Le président et la directrice générale de l’Ordre des agronomes du Québec, Michel Duval et Louise Richard, se sont engagés à mettre en application d’ici 2021 les 17 recommandations du comité d’experts sur l’indépendance professionnelle. Photo : Caroline Morneau/TCN

Les agronomes ne devront plus être rémunérés en fonction de leurs ventes

Dans un rapport dont La Terre a obtenu copie, le comité d’experts mandaté par l’Ordre des agronomes du Québec (OAQ) pour se pencher sur l’indépendance professionnelle de ses membres recommande de proscrire les modes de rémunération en fonction de la vente de produits.

C’est ce que propose le comité composé d’un chercheur en éthique, d’un historien des professions, d’une chercheuse en agriculture, d’une consultante en ressources humaines de même que du syndic de l’OAQ ainsi que de son président, Michel Duval. Au total, le rapport fait 17 recommandations que l’Ordre s’est engagé à mettre en application d’ici 2021.

Le rapport mentionne que les modes de rémunération à proscrire peuvent varier entre les bonus, les primes, la vente à la commission, les ristournes, les concours de ventes, un lien direct avec un volume de vente en dollars ou en quantité, et tous les cadeaux qui ne sont pas de valeur modeste.

Le comité suggère que les agronomes déclarent systématiquement à leurs clients les modalités de leur rémunération dans les contrats, ce qui permettrait à la clientèle de mieux les comprendre et les accepter. « On ne parle pas d’indiquer les dollars, parce qu’on a regardé ce que faisaient les gens de l’Autorité des marchés financiers et eux, pourvu que ce soit déclaré, ça les satisfait », a indiqué M. Duval en entrevue à La Terre.
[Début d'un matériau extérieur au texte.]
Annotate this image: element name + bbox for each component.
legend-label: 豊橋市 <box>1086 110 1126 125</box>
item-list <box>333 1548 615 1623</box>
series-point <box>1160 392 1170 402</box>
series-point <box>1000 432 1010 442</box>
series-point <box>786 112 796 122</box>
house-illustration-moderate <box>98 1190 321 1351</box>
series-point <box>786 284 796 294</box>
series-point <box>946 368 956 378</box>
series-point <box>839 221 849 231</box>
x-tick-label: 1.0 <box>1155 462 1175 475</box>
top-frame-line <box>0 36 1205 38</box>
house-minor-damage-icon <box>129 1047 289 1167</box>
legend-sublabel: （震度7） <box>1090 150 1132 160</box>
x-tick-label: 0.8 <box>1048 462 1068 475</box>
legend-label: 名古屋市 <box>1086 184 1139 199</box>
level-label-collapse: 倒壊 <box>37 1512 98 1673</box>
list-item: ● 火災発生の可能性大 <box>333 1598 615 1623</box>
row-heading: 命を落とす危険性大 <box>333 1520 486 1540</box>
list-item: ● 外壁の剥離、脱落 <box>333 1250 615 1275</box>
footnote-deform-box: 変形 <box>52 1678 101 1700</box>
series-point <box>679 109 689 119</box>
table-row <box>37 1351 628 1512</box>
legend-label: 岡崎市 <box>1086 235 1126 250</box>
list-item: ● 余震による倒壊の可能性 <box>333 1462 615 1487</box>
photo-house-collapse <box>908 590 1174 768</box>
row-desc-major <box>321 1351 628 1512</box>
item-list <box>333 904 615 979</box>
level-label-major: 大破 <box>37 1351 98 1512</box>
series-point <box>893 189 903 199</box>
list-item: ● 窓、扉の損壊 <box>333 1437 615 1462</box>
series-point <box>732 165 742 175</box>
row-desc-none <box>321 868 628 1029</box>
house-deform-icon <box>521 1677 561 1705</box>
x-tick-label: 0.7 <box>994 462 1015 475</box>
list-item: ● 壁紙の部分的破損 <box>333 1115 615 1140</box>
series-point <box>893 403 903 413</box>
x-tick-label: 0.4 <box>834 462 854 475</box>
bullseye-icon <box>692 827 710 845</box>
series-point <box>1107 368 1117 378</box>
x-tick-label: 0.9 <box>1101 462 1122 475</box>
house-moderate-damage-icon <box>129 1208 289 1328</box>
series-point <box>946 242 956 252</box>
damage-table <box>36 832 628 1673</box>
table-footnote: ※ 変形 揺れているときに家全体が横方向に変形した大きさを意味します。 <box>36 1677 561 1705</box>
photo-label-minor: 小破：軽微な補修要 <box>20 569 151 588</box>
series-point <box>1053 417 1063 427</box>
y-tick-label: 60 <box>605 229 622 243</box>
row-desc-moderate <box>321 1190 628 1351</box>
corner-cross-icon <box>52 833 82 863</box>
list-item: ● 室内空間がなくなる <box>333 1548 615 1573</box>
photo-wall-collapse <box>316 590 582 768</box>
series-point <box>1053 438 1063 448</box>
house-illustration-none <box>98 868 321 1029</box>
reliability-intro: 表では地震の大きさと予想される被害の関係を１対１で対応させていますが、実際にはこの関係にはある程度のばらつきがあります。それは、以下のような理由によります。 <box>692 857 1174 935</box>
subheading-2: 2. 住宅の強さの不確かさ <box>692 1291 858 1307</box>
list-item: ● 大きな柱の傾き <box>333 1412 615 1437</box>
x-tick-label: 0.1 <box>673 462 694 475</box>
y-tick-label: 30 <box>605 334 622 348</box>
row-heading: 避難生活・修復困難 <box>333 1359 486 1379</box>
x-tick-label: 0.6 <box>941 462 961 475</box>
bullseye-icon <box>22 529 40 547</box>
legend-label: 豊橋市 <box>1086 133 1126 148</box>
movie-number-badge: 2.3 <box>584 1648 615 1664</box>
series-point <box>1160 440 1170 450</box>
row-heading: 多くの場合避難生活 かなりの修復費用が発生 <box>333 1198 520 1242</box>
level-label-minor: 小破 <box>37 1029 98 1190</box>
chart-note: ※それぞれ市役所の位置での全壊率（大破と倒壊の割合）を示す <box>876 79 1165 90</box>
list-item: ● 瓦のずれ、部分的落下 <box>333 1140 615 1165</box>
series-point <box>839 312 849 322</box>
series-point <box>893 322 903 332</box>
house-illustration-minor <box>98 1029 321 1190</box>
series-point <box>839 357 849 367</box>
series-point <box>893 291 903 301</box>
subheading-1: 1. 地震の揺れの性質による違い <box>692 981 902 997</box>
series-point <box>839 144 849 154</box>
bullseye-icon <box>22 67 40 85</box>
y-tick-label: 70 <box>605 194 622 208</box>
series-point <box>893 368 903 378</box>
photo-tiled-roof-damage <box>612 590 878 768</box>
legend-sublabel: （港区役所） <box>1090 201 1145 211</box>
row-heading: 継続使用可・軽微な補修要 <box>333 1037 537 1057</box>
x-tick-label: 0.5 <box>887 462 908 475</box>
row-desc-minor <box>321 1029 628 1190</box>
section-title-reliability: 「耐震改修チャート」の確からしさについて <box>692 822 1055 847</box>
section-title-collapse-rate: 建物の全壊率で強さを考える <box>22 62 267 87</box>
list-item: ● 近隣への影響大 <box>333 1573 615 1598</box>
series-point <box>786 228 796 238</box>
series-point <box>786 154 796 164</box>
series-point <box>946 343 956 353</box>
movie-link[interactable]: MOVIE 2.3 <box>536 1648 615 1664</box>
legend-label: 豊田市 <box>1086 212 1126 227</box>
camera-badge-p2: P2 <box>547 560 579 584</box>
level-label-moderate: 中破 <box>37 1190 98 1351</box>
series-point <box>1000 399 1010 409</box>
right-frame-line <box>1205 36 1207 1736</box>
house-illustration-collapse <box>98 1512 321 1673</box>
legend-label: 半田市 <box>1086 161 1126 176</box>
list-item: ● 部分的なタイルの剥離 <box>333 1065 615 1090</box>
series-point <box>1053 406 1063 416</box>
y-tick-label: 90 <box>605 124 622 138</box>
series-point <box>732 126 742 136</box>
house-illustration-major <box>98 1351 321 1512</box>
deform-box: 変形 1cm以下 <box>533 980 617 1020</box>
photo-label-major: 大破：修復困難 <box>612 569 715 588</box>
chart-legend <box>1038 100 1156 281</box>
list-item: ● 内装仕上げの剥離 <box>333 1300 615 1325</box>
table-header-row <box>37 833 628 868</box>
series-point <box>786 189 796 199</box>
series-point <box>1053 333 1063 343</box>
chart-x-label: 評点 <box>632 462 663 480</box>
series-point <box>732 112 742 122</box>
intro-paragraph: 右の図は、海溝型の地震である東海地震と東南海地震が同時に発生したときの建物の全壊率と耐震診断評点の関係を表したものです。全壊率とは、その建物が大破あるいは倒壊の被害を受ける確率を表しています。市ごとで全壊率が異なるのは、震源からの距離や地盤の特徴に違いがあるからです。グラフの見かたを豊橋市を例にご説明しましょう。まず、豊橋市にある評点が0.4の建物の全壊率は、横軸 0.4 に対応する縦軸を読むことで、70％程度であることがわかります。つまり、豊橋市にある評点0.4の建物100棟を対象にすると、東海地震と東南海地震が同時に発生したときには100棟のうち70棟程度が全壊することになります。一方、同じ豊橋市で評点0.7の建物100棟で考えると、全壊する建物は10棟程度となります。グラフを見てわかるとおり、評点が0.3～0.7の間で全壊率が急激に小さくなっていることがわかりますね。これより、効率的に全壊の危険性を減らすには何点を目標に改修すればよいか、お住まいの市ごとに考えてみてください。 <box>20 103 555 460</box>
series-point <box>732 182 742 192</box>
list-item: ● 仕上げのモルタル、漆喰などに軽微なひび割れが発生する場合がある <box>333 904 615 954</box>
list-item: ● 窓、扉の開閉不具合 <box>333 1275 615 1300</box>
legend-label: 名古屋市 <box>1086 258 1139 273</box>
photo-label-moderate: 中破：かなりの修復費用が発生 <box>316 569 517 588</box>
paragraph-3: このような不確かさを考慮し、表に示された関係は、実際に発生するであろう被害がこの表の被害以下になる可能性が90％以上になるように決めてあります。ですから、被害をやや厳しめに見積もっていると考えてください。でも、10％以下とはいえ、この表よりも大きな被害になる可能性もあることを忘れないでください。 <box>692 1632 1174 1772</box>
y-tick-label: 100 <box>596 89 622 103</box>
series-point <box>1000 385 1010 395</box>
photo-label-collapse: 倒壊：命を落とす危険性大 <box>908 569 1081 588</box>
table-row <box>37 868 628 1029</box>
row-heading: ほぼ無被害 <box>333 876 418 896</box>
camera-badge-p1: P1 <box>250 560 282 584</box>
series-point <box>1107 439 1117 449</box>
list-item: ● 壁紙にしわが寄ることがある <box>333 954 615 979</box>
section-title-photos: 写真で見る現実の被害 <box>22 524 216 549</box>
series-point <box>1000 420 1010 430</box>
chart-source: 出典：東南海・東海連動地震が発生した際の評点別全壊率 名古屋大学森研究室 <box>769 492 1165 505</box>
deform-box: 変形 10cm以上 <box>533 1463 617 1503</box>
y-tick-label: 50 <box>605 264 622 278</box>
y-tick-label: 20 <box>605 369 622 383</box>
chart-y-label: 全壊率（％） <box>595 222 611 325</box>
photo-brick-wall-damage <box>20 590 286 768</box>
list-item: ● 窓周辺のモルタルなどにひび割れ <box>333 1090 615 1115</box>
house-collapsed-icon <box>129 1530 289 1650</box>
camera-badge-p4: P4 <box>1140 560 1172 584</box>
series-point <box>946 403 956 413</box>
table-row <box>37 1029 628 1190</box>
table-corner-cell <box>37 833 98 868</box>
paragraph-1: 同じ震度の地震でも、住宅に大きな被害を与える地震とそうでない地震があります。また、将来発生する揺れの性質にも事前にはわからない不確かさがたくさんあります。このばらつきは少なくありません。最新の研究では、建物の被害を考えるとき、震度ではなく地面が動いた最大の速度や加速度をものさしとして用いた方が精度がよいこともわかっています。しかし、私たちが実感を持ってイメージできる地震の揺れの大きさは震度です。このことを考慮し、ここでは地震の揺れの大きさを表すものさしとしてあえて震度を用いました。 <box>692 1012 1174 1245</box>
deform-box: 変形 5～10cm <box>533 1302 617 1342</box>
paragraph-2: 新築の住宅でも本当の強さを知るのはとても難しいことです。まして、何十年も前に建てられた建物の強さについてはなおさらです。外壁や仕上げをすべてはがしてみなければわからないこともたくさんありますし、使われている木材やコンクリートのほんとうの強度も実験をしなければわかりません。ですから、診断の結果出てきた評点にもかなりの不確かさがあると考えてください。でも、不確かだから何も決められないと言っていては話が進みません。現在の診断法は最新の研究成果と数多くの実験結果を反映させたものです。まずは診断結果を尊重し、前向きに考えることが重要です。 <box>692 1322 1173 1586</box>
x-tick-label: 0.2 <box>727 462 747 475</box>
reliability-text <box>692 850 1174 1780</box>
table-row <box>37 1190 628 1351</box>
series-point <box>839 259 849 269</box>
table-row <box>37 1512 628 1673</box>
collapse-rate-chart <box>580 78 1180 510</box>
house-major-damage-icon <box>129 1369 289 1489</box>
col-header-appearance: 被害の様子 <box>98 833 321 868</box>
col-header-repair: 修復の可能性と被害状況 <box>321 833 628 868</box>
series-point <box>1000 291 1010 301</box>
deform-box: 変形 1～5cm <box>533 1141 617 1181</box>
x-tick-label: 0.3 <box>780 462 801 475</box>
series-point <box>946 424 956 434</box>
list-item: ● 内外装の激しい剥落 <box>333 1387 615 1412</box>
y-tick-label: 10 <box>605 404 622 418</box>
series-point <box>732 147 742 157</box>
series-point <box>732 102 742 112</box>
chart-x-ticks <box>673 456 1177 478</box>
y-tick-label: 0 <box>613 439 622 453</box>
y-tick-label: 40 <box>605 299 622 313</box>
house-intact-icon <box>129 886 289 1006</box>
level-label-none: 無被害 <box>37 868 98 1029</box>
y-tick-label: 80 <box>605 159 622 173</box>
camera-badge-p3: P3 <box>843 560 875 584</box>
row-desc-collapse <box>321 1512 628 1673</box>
La réflexion de l’Ordre sur la façon de préciser la rémunération dans les contrats n’est cependant pas terminée, indique le président.

Le rapport propose également que le mode de rémunération soit déclaré chaque année à l’Ordre au moment de payer les cotisations permettant de renouveler les permis de pratique des agronomes. « À partir de la déclaration, on va aller vérifier si son programme de rémunération variable de prime à la performance est structuré de façon correcte. Si c’est basé sur le fait qu’il ait vendu plus de produits, peut-être qu’on va dire à l’agronome qu’il faudrait changer ça et que si ça ne change pas dans un délai X, c’est le syndic qui va venir [faire enquête] », a expliqué M. Duval. Les sanctions iront de l’amende à la radiation. Dans cette démarche, les agronomes seront encouragés à sensibiliser leurs employeurs aux nouvelles exigences auxquelles ils devront se soumettre.

Ces changements auront donc un impact sur les entreprises qui emploient les agronomes, car même si l’Ordre ne dispose d’aucun moyen légal pour obliger les employeurs à éliminer certaines pratiques de rémunération, ces derniers devront permettre aux agronomes de se conformer aux nouvelles exigences de l’OAQ. Michel Duval dit avoir déjà sensibilisé certains employeurs aux changements à venir.

Autres recommandations à l’OAQ

  • Qu’un guide d’application et d’interprétation du code de déontologie de l’Ordre des agronomes du Québec (OAQ) soit mis sur pied pour limiter les interprétations personnelles;
  • Qu’une mise à jour de la formation en éthique et en déontologie soit exigée aux deux ans;
  • Que l’Ordre s’engage à être plus transparent, c’est-à-dire à mieux vulgariser et à faciliter l’accès au grand public aux résultats de ses campagnes d’inspection et à toutes les décisions qui ont pour résultats d’exiger une formation additionnelle, d’imposer une amende, de limiter le droit de pratique d’un agronome et de le radier de façon temporaire ou permanente;
  • Que tous les actes agronomiques soient justifiés et imputables;
  • Que le dossier de chaque client documente et justifie tous les gestes professionnels et permette de faire le lien avec la facturation de ces gestes;
  • Que l’inspection professionnelle ajoute à ses critères d’inspection la traçabilité des recommandations des factures aux dossiers des clients et que l’on vérifie dans chacun d’eux la présence de la divulgation d’intérêts (rémunération, rémunération variable) faite auprès de clients ou de la clientèle de son employeur.